As the dominant IT service company in Vietnam with over 48,000 staff and almost $2.2 billion in annual revenue, FPT spreads its interests across telecoms, datacenter hosting, software development and, increasingly, AI. Its presence is hard to miss when travelling through the country, and the company even presides over universities that feed into the national plan to become a digital leader.
Linus Lai, chief analyst of IDC in the ANZ region, applauds Vietnam’s progress, fuelled by FPT’s software development capabilities, and its advances in LLMs and gen AI.
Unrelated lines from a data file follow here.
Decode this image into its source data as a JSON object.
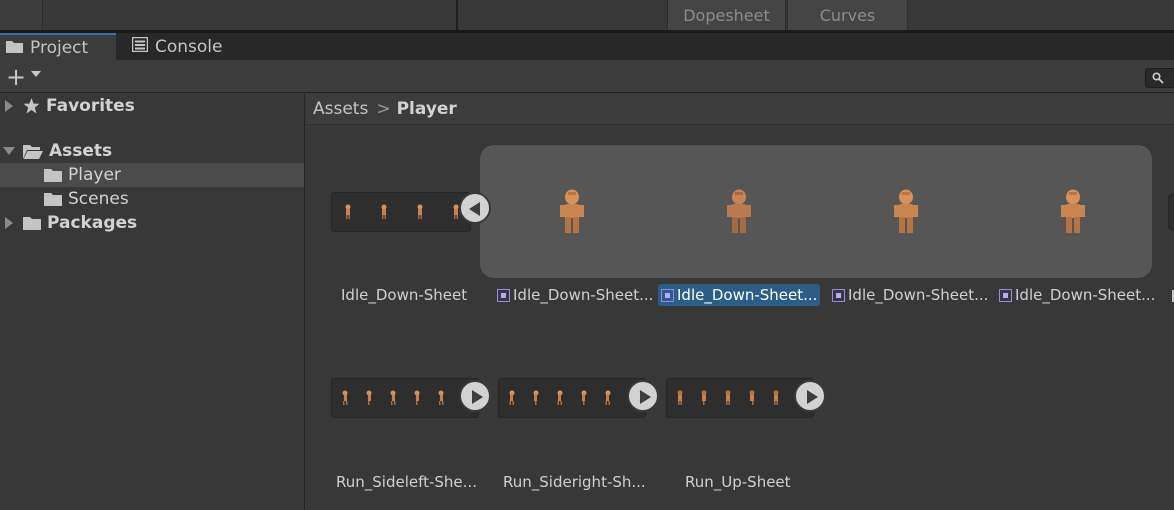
{
  "animation_window": {
    "tabs": [
      {
        "label": "Dopesheet"
      },
      {
        "label": "Curves"
      }
    ]
  },
  "window_tabs": {
    "project": {
      "label": "Project",
      "icon": "folder-icon"
    },
    "console": {
      "label": "Console",
      "icon": "console-icon"
    }
  },
  "toolbar": {
    "create": {
      "label": "+",
      "icon": "plus-icon"
    },
    "search": {
      "icon": "search-icon"
    }
  },
  "tree": {
    "favorites": {
      "label": "Favorites",
      "icon": "star-icon"
    },
    "assets": {
      "label": "Assets",
      "icon": "folder-open-icon"
    },
    "player": {
      "label": "Player",
      "icon": "folder-icon"
    },
    "scenes": {
      "label": "Scenes",
      "icon": "folder-icon"
    },
    "packages": {
      "label": "Packages",
      "icon": "folder-icon"
    }
  },
  "breadcrumb": {
    "root": "Assets",
    "separator": ">",
    "current": "Player"
  },
  "assets": {
    "row1": [
      {
        "label": "Idle_Down-Sheet",
        "type": "texture-sheet"
      },
      {
        "label": "Idle_Down-Sheet...",
        "type": "sprite"
      },
      {
        "label": "Idle_Down-Sheet...",
        "type": "sprite",
        "selected": true
      },
      {
        "label": "Idle_Down-Sheet...",
        "type": "sprite"
      },
      {
        "label": "Idle_Down-Sheet...",
        "type": "sprite"
      }
    ],
    "row2": [
      {
        "label": "Run_Sideleft-She..."
      },
      {
        "label": "Run_Sideright-Sh..."
      },
      {
        "label": "Run_Up-Sheet"
      }
    ]
  },
  "colors": {
    "selection": "#2c5d87",
    "tab_accent": "#3a72b0",
    "sprite_icon": "#9a86e6",
    "panel_bg": "#383838"
  }
}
“It seems FPT has a high concentration of PhDs, led by chief AI officer Nguyen Xuan Phong,” he says. “FPT claims to be the number-one AI center in Vietnam, staffed by 1,000 AI professionals. They’ve also recently reached an agreement with Nvidia and have the largest Nvidia cluster in Southeast Asia with up to 400 teraflops of performance.”
The story of Vietnam this century is one of rapid progress on the back of a determined attempt to modernize since joining the World Trade Organization in 2008. Electronics exports have boomed and one next wave may be R&D and a rising relevance in higher-margin IT services.
“Where the Philippines largely majors in BPO, due to their mastery of the English language and close links to American interests, Vietnam has been open to external IT services trade with Japan, US, Europe, and its close neighbors,” adds Lai. “Based on its trajectory, we see similarities between Japan and Vietnam in its science and engineering capabilities. It’s beginning to differentiate itself on the global scale based on its openness in its business culture, and willingness to invest in research and development.”